³ Department of Orthopedics Trauma and Microsurgery, Zhongnan Hospital of Wuhan University, Wuhan 430071, China. Electronic address: zn000382@whu.edu.cn.
⁴ State Key Laboratory of Advanced Technology for Materials Synthesis and Processing, Wuhan University of Technology, Biomedical Materials and Engineering Research Center of Hubei Province, Wuhan 430070, China; Wuhan University of Technology Advanced Engineering Technology Research Institute of Zhongshan City, Zhongshan 528400, China. Electronic address: daihonglian@whut.edu.cn.

PMID: 38761961
DOI: 10.1016/j.actbio.2024.05.012

Abstract

The regenerative microenvironment after peripheral nerve injury is imbalanced and difficult to rebalance, which is mainly affected by inflammation, oxidative stress, and inadequate blood supply. The difficulty in remodeling the nerve regeneration microenvironment is the main reason for slow nerve regeneration. Traditional drug treatments have certain limitations, such as difficulty in penetrating the blood-nerve barrier and lack of pleiotropic effects. Therefore, there is an urgent need to build multifunctional nerve grafts that can effectively regulate the regenerative microenvironment and promote nerve regeneration. Nitric oxide (NO), a highly effective gas transmitter with diatomic radicals, is an important regulator of axonal growth and migration, synaptic plasticity, proliferation of neural precursor cells, and neuronal survival. Moreover, NO provides potential anti-inflammation, anti-oxidation, and blood vessel promotion applications.

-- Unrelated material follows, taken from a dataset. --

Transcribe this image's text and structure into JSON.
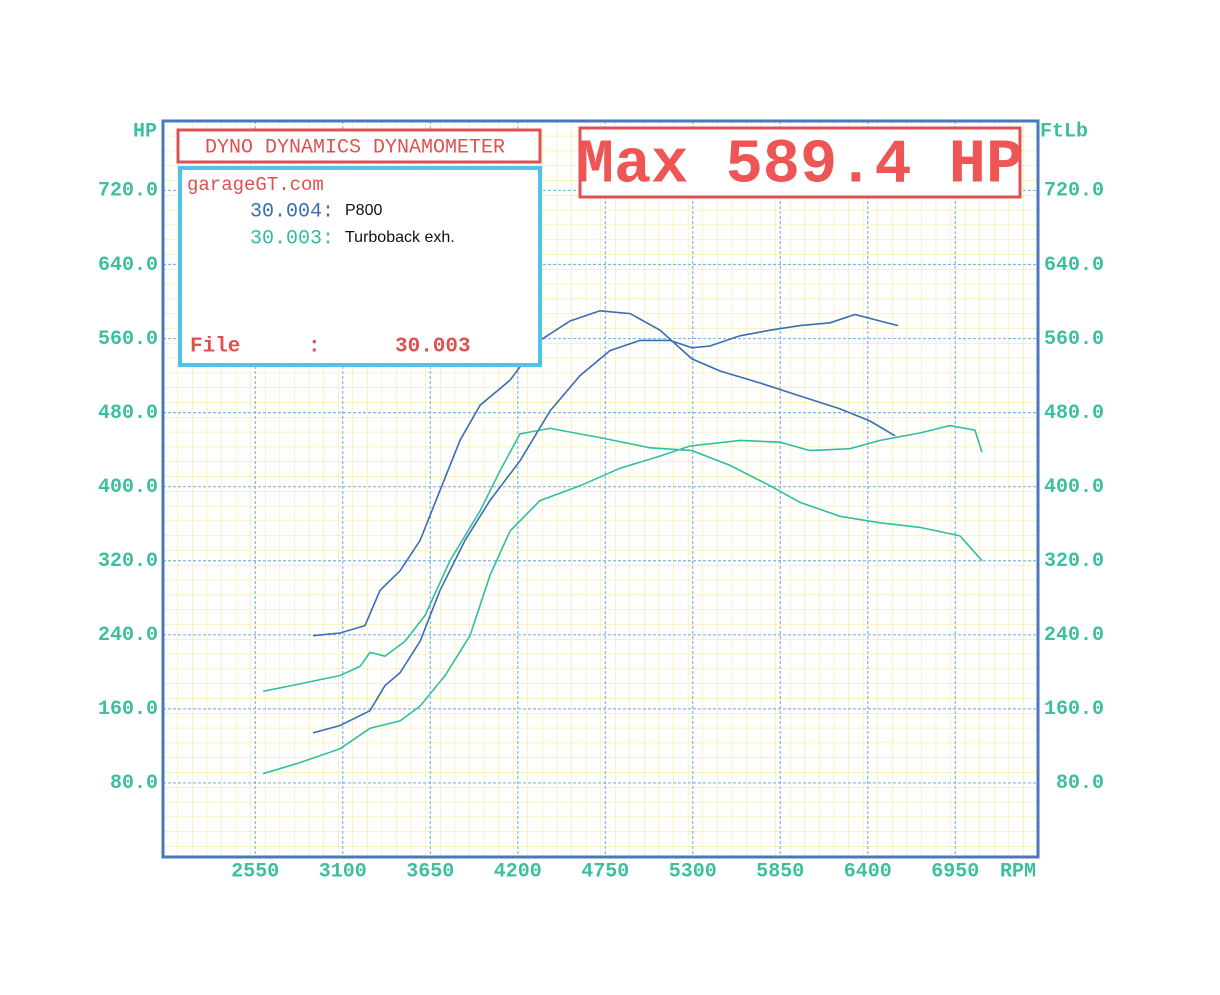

However, excess NO may cause cell death and neuroinflammatory cell damage. The prerequisite for NO treatment of peripheral nerve injury is that it is gradually released over time. In this study, we constructed an injectable NO slow-release system with two main components, including macromolecular NO donor nanoparticles (mPEG-P(MSNO-EG) nanoparticles, NO-NPs) and a carrier for the nanoparticles, mPEG-PA-PP injectable temperature-sensitive hydrogel. Due to the multiple physiological regulation of NO and better physiological barrier penetration, the conduit effectively regulates the inflammatory response and oxidative stress of damaged peripheral nerves, promotes nerve vascularization, and nerve regeneration and docking, accelerating the nerve regeneration process. STATEMENT OF SIGNIFICANCE: The slow regeneration speed of peripheral nerves is mainly due to the destruction of the regeneration microenvironment. Neural conduits with drug delivery capabilities have the potential to improve the microenvironment of nerve regeneration. However, traditional drugs are hindered by the blood nerve barrier and cannot effectively target the injured area. NO, an endogenous gas signaling molecule, can freely cross the blood nerve barrier and act on target cells. However, excessive NO can lead to cell apoptosis. In this study, a NO sustained-release system was constructed to regulate the microenvironment of nerve regeneration through various pathways and promote nerve regeneration.

Keywords: Injectable hydrogel; NO; Nanoparticles; Peripheral nerve regeneration; Regeneration microenvironment.